Your family history is just this: your family history. A handful of individuals. And this should counter the weight of numericla findings from a statistic covering army staff from ten years of war, for example? If you thinbk that, then the whole purpose of why statiszics are doine has escape you so far. I could throw in the history of my family and two grandfathers, their fathers and brothers, and a history of war ravaging all of Europe and over hundreds and hundreds of years. A family history and a continental history that is slightly different from what you claim for America. Even beyond their physical injruioes, about which they never made much words, I know that my grandfathers carried inner scars, and certain mental handicaps derived from that. So do most soldiers who fought on any side in that war, or those after that.

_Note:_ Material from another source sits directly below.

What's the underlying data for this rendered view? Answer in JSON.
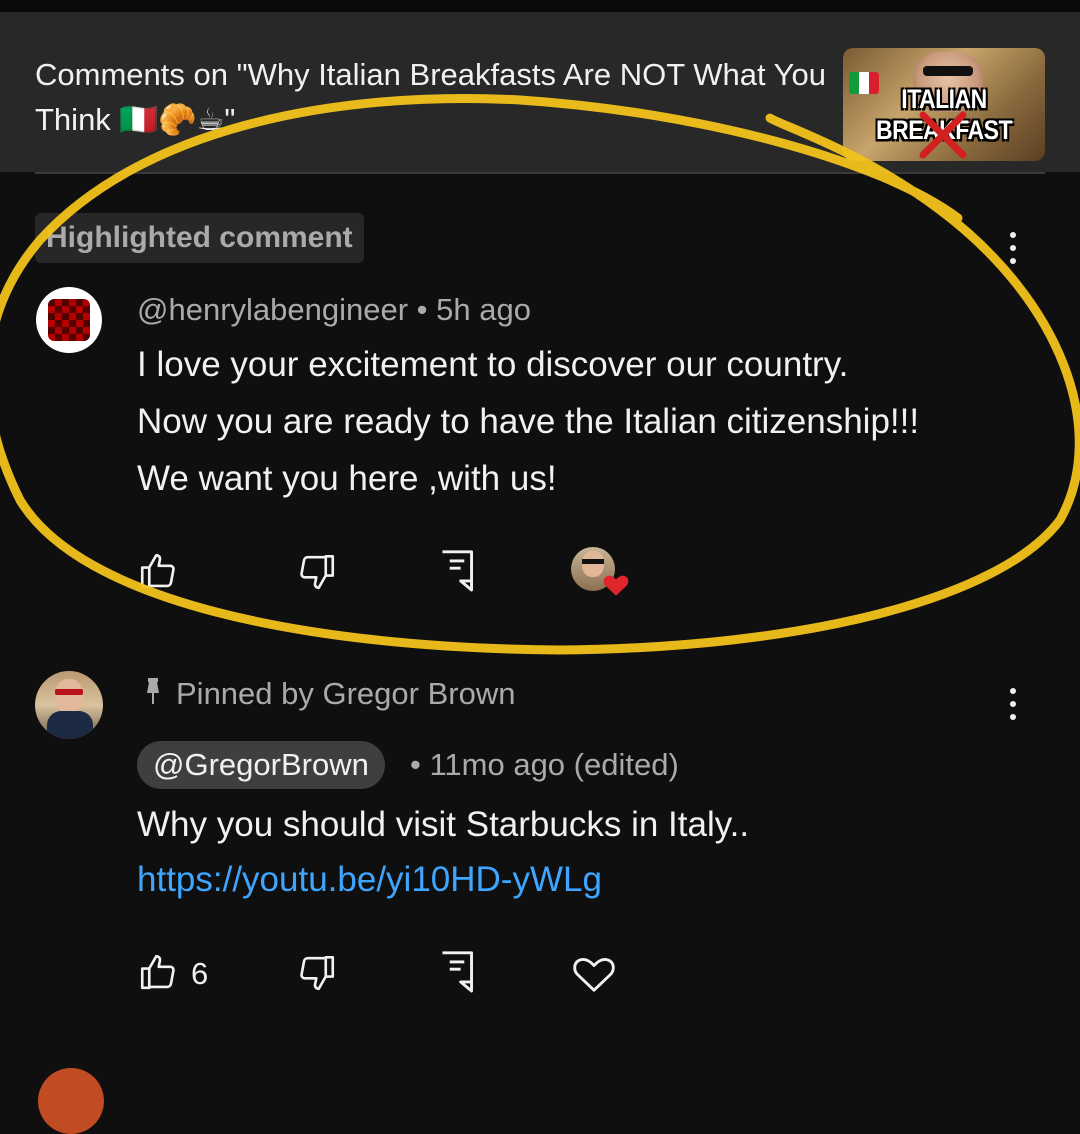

If you want to claim those statistics are wrong, you have to show them to be wrong, methodologically. In other words you must run an accoridng reserchg yourself and check the methodology of it, and then present it and disucss why your statistic defeats the other. There were quite some researches done ion various countries, since '91, and even since Vietnam, as a matter of fact first such attempts already were done in Korea and WWII, though not with the pressing will like in recent years. On my own part, I got my first input on such data from a doctor who for some time was my direct boss when I helped in a medical aid project during the Balkan wars, a doctors' initiative that brought heavily traumatized - I would say: almost destroyed - torture victims from the Balkans to places in Northern Germany, Holland and Denmark for therapeuitical treatmnent. Very hard job, I must say, very stressing. I have highest respect for people working on such things all day in and out, and I think you inevitably get damaged yourself more or less if you do it too long. I was still studying, but had good contacts to get that job, and some other reasons why I was allowed to help there. My boss in that was a former Bundeswehr doctor, and expert for (especially war-induced) traumatizations. He had done two historical analysis and studies on PTSD in wars since WWII for the Bundeswehr, which unfortunately at least back then were only internally circulating, and were not allowed by the ministry for public release. Name was Helmut Boehring, if somebody knows of according studies being released since the mid-90s and under this name, let me know.

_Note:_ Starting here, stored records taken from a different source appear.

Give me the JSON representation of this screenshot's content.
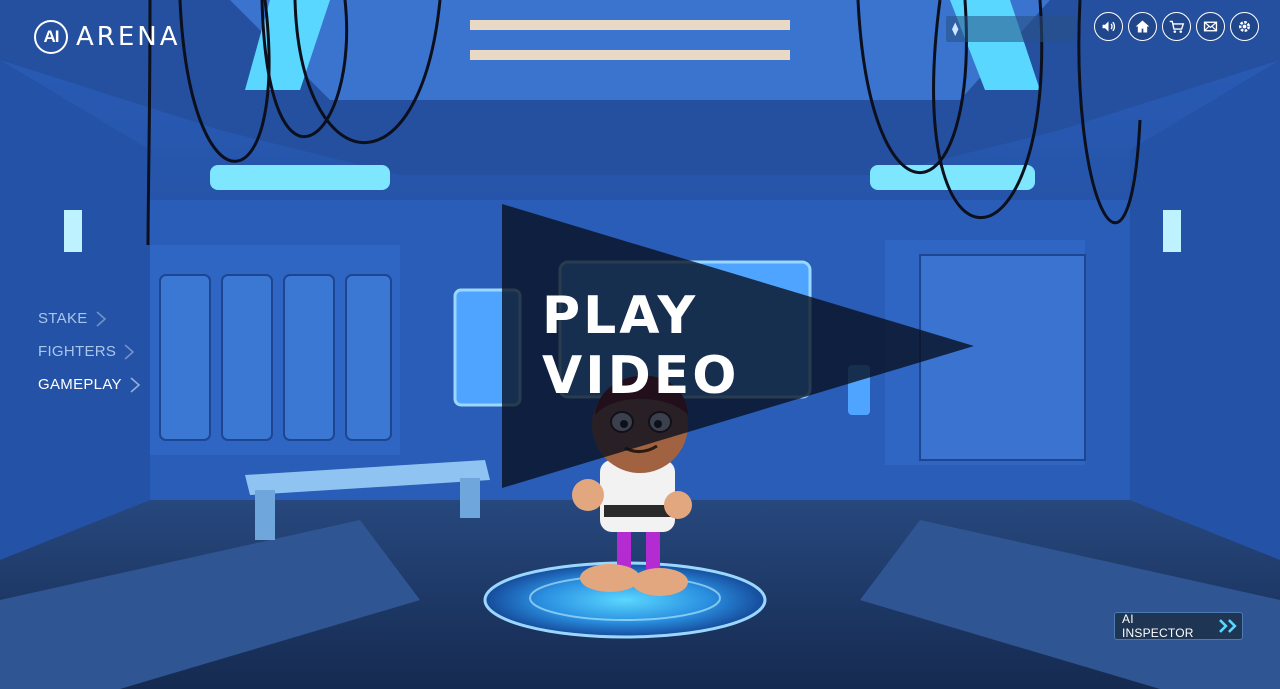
{
  "logo": {
    "badge": "AI",
    "word": "ARENA"
  },
  "wallet": {
    "currency_icon": "ethereum-icon",
    "symbol": "⧫",
    "balance": ""
  },
  "toolbar": [
    {
      "name": "sound-icon"
    },
    {
      "name": "home-icon"
    },
    {
      "name": "cart-icon"
    },
    {
      "name": "mail-icon"
    },
    {
      "name": "gear-icon"
    }
  ],
  "menu": {
    "items": [
      {
        "label": "STAKE",
        "active": false
      },
      {
        "label": "FIGHTERS",
        "active": false
      },
      {
        "label": "GAMEPLAY",
        "active": true
      }
    ]
  },
  "video": {
    "line1": "PLAY",
    "line2": "VIDEO"
  },
  "inspector": {
    "label": "AI INSPECTOR"
  },
  "colors": {
    "accent": "#5ad7ff",
    "room": "#2f6bc7",
    "floor": "#1a2e55"
  }
}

Sorry, I trust him and trust data statistically researched in the past 20-30 years in several countries and by several different researchers and projects, slightly more than you. What you say about the people in your family, may be correct for right these persons. But your family is just this:; one family, it is no representative sample in itself, not even a specially big one. You, your father, your grandfather, you said. For other families' experiences and internal history, you cannot speak. Statistics can speak for greater samples and populations. That's what they are being done for.
If you think statistics must not be trusted, I recommend you never take any pill and accept enver any injection the doctor subscribes to you. Because all medical research is - statistically founded. Empiry. Heck, all science business bases on that.

Don't let down statistics too easily just because you do not like what they tell you. Check their methods for flaws, but when you find none, then take their data for what it is.
BTW, there is more such research available via internet. Google is your friend.